BFUSD is a specialized asset created for users of Binance who trade on its USDⓈ-M Futures platform. Rather than being a traditional stablecoin, BFUSD functions as a reward-generating collateral asset. When traders convert their USDT into BFUSD, they can continue using it as margin for futures positions while also earning daily rewards in USDT.
This design makes BFUSD particularly appealing to active futures traders who want their idle margin to work more efficiently instead of sitting unused.

How BFUSD Works in Practice
At its core, BFUSD is a conversion of USDT into an asset that serves two roles at once. First, it acts as collateral for USDⓈ-M Futures trades. Second, it entitles holders to daily USDT rewards.
Simply holding BFUSD in a Binance Futures wallet is enough to qualify for base rewards. Traders who go a step further and actively use BFUSD as margin for futures positions can unlock higher reward rates. In this way, BFUSD bridges passive yield generation with active trading.
Where BFUSD Rewards Come From
The rewards distributed to BFUSD holders are not arbitrary. They are funded by Binance’s internal investment and risk-management strategies, primarily focused on delta-neutral hedging and staking activities.
Delta-neutral hedging involves opening offsetting positions in spot and futures markets to minimize exposure to price movements while capturing funding fees. This strategy aims to generate relatively stable returns regardless of short-term market direction.
Another source of yield comes from staking ether on the Ethereum network. A portion of the funds collected from BFUSD conversions is used to acquire and stake ETH, and the staking rewards contribute to the pool used to pay BFUSD holders. Because these strategies perform differently depending on market conditions, daily reward rates can fluctuate.
Base Rewards and Boosted Rewards
BFUSD rewards are divided into two tiers. The base rate applies to users who simply hold BFUSD in their USDⓈ-M Futures wallet. The boosted rate is reserved for traders who actively use BFUSD as collateral in futures trades, reflecting their deeper participation in the system.
This structure encourages engagement while still offering value to users who prefer a more passive approach.
The Role of the Reserve Fund
To help stabilize rewards during unfavorable market conditions, Binance introduced a dedicated Reserve Fund for BFUSD. This fund was initially seeded with one million USDT and continues to grow as a portion of the income generated from hedging and staking strategies is allocated to it.
The Reserve Fund is designed to absorb the impact of negative funding rates and reduce sharp drops in rewards, adding an extra layer of protection for BFUSD holders.
Using and Redeeming BFUSD
Using BFUSD starts with converting USDT within the Binance Futures interface. Once acquired, BFUSD can be enabled under Multi-Asset Mode, allowing it to function as margin across eligible futures positions. From that point, users can either hold it for passive rewards or actively trade to earn higher returns.
When BFUSD is no longer needed, it can be redeemed back into USDT at a one-to-one ratio. While the process is straightforward, small fees apply to both conversion and redemption.
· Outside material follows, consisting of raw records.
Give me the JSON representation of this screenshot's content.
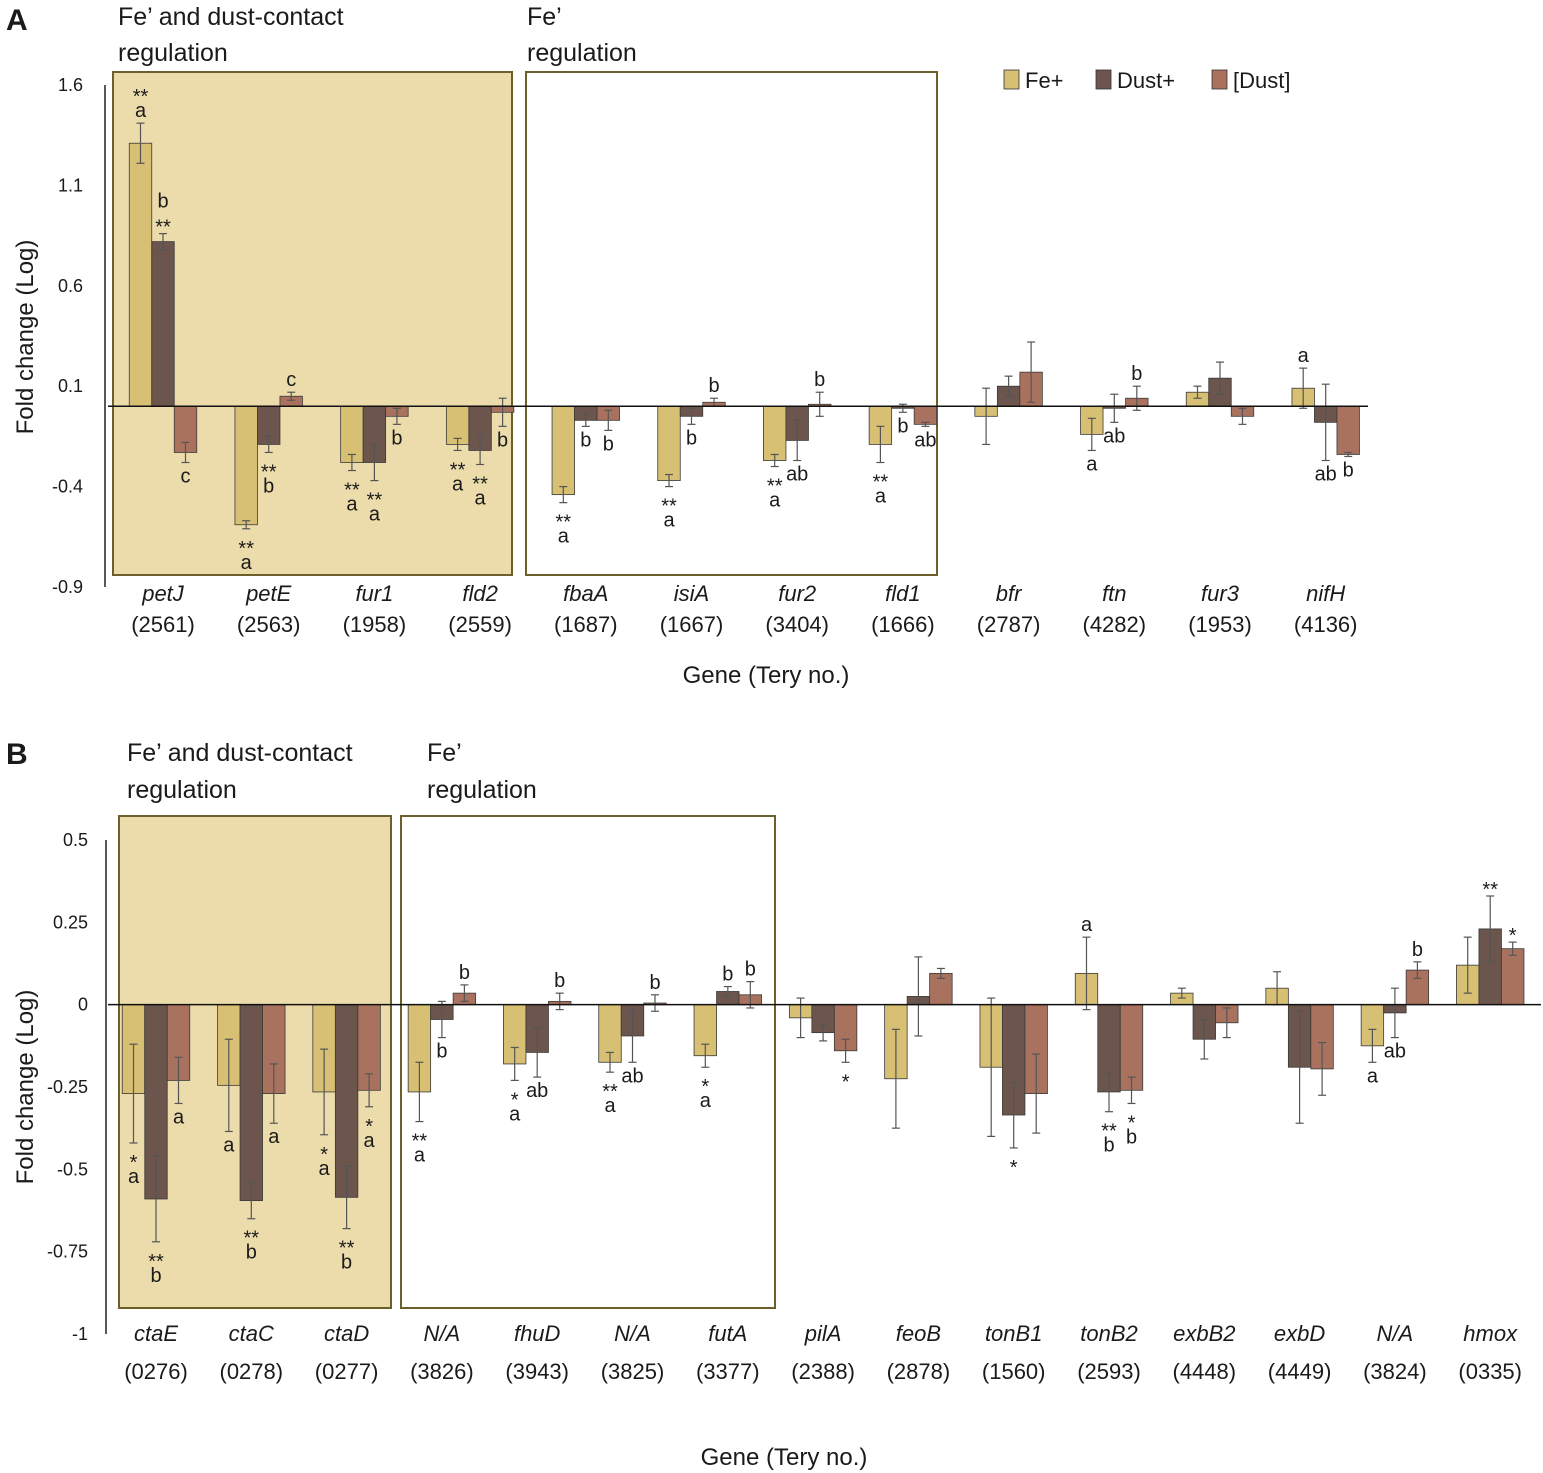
{
  "legend": [
    {
      "key": "fe",
      "label": "Fe+",
      "color": "#d7bf73"
    },
    {
      "key": "dust",
      "label": "Dust+",
      "color": "#6b554c"
    },
    {
      "key": "conc",
      "label": "[Dust]",
      "color": "#a9725f"
    }
  ],
  "chart_data": [
    {
      "type": "bar",
      "panel": "A",
      "xlabel": "Gene (Tery no.)",
      "ylabel": "Fold change (Log)",
      "ylim": [
        -0.9,
        1.6
      ],
      "yticks": [
        "1.6",
        "1.1",
        "0.6",
        "0.1",
        "-0.4",
        "-0.9"
      ],
      "region_shaded": {
        "line1": "Fe’ and dust-contact",
        "line2": "regulation"
      },
      "region_outline": {
        "line1": "Fe’",
        "line2": "regulation"
      },
      "categories": [
        {
          "gene": "petJ",
          "tery": "(2561)"
        },
        {
          "gene": "petE",
          "tery": "(2563)"
        },
        {
          "gene": "fur1",
          "tery": "(1958)"
        },
        {
          "gene": "fld2",
          "tery": "(2559)"
        },
        {
          "gene": "fbaA",
          "tery": "(1687)"
        },
        {
          "gene": "isiA",
          "tery": "(1667)"
        },
        {
          "gene": "fur2",
          "tery": "(3404)"
        },
        {
          "gene": "fld1",
          "tery": "(1666)"
        },
        {
          "gene": "bfr",
          "tery": "(2787)"
        },
        {
          "gene": "ftn",
          "tery": "(4282)"
        },
        {
          "gene": "fur3",
          "tery": "(1953)"
        },
        {
          "gene": "nifH",
          "tery": "(4136)"
        }
      ],
      "series": [
        {
          "name": "Fe+",
          "values": [
            1.31,
            -0.59,
            -0.28,
            -0.19,
            -0.44,
            -0.37,
            -0.27,
            -0.19,
            -0.05,
            -0.14,
            0.07,
            0.09
          ],
          "errors": [
            0.1,
            0.02,
            0.04,
            0.03,
            0.04,
            0.03,
            0.03,
            0.09,
            0.14,
            0.08,
            0.03,
            0.1
          ],
          "labels": [
            "**|a",
            "**|a",
            "**|a",
            "**|a",
            "**|a",
            "**|a",
            "**|a",
            "**|a",
            "",
            "a",
            "",
            "a"
          ]
        },
        {
          "name": "Dust+",
          "values": [
            0.82,
            -0.19,
            -0.28,
            -0.22,
            -0.07,
            -0.05,
            -0.17,
            -0.01,
            0.1,
            -0.01,
            0.14,
            -0.08
          ],
          "errors": [
            0.04,
            0.04,
            0.09,
            0.07,
            0.03,
            0.04,
            0.1,
            0.02,
            0.05,
            0.07,
            0.08,
            0.19
          ],
          "labels": [
            "b|**",
            "**|b",
            "**|a",
            "**|a",
            "b",
            "b",
            "ab",
            "b",
            "",
            "ab",
            "",
            "ab"
          ]
        },
        {
          "name": "[Dust]",
          "values": [
            -0.23,
            0.05,
            -0.05,
            -0.03,
            -0.07,
            0.02,
            0.01,
            -0.09,
            0.17,
            0.04,
            -0.05,
            -0.24
          ],
          "errors": [
            0.05,
            0.02,
            0.04,
            0.07,
            0.05,
            0.02,
            0.06,
            0.01,
            0.15,
            0.06,
            0.04,
            0.01
          ],
          "labels": [
            "c",
            "c",
            "b",
            "b",
            "b",
            "b",
            "b",
            "ab",
            "",
            "b",
            "",
            "b"
          ]
        }
      ]
    },
    {
      "type": "bar",
      "panel": "B",
      "xlabel": "Gene (Tery no.)",
      "ylabel": "Fold change (Log)",
      "ylim": [
        -1,
        0.5
      ],
      "yticks": [
        "0.5",
        "0.25",
        "0",
        "-0.25",
        "-0.5",
        "-0.75",
        "-1"
      ],
      "region_shaded": {
        "line1": "Fe’ and dust-contact",
        "line2": "regulation"
      },
      "region_outline": {
        "line1": "Fe’",
        "line2": "regulation"
      },
      "categories": [
        {
          "gene": "ctaE",
          "tery": "(0276)"
        },
        {
          "gene": "ctaC",
          "tery": "(0278)"
        },
        {
          "gene": "ctaD",
          "tery": "(0277)"
        },
        {
          "gene": "N/A",
          "tery": "(3826)"
        },
        {
          "gene": "fhuD",
          "tery": "(3943)"
        },
        {
          "gene": "N/A",
          "tery": "(3825)"
        },
        {
          "gene": "futA",
          "tery": "(3377)"
        },
        {
          "gene": "pilA",
          "tery": "(2388)"
        },
        {
          "gene": "feoB",
          "tery": "(2878)"
        },
        {
          "gene": "tonB1",
          "tery": "(1560)"
        },
        {
          "gene": "tonB2",
          "tery": "(2593)"
        },
        {
          "gene": "exbB2",
          "tery": "(4448)"
        },
        {
          "gene": "exbD",
          "tery": "(4449)"
        },
        {
          "gene": "N/A",
          "tery": "(3824)"
        },
        {
          "gene": "hmox",
          "tery": "(0335)"
        }
      ],
      "series": [
        {
          "name": "Fe+",
          "values": [
            -0.27,
            -0.245,
            -0.265,
            -0.265,
            -0.18,
            -0.175,
            -0.155,
            -0.04,
            -0.225,
            -0.19,
            0.095,
            0.035,
            0.05,
            -0.125,
            0.12
          ],
          "errors": [
            0.15,
            0.14,
            0.13,
            0.09,
            0.05,
            0.03,
            0.035,
            0.06,
            0.15,
            0.21,
            0.11,
            0.015,
            0.05,
            0.05,
            0.085
          ],
          "labels": [
            "*|a",
            "a",
            "*|a",
            "**|a",
            "*|a",
            "**|a",
            "*|a",
            "",
            "",
            "",
            "a",
            "",
            "",
            "a",
            ""
          ]
        },
        {
          "name": "Dust+",
          "values": [
            -0.59,
            -0.595,
            -0.585,
            -0.045,
            -0.145,
            -0.095,
            0.04,
            -0.085,
            0.025,
            -0.335,
            -0.265,
            -0.105,
            -0.19,
            -0.025,
            0.23
          ],
          "errors": [
            0.13,
            0.055,
            0.095,
            0.055,
            0.075,
            0.08,
            0.015,
            0.025,
            0.12,
            0.1,
            0.06,
            0.06,
            0.17,
            0.075,
            0.1
          ],
          "labels": [
            "**|b",
            "**|b",
            "**|b",
            "b",
            "ab",
            "ab",
            "b",
            "",
            "",
            "*",
            "**|b",
            "",
            "",
            "ab",
            "**"
          ]
        },
        {
          "name": "[Dust]",
          "values": [
            -0.23,
            -0.27,
            -0.26,
            0.035,
            0.01,
            0.005,
            0.03,
            -0.14,
            0.095,
            -0.27,
            -0.26,
            -0.055,
            -0.195,
            0.105,
            0.17
          ],
          "errors": [
            0.07,
            0.09,
            0.05,
            0.025,
            0.025,
            0.025,
            0.04,
            0.035,
            0.015,
            0.12,
            0.04,
            0.045,
            0.08,
            0.025,
            0.02
          ],
          "labels": [
            "a",
            "a",
            "*|a",
            "b",
            "b",
            "b",
            "b",
            "*",
            "",
            "",
            "*|b",
            "",
            "",
            "b",
            "*"
          ]
        }
      ]
    }
  ]
}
In periods of unusually high demand, redemptions may be delayed for operational reasons, sometimes up to several days.
Why BFUSD Appeals to Futures Traders
For futures traders, BFUSD offers a combination of flexibility and efficiency. It allows margin to generate yield, provides an option to boost returns through active trading, and includes a safety mechanism in the form of a Reserve Fund. This makes it a practical tool for traders who regularly keep capital parked in their futures wallet.
That said, BFUSD is not without considerations. Fees, fluctuating reward rates, and the possibility of delayed redemptions are factors users should weigh before committing significant funds.
Closing Thoughts
BFUSD is a purpose-built asset tailored to the needs of Binance Futures traders. By merging trading collateral with daily reward generation, it offers a more dynamic way to manage margin capital. For users already active on USDⓈ-M Futures, BFUSD can enhance efficiency and unlock additional yield.
As always, understanding the mechanics, costs, and risks is essential. Used thoughtfully, BFUSD can be a valuable addition to a futures trader’s toolkit, but it should be approached with the same care as any leveraged or yield-based product.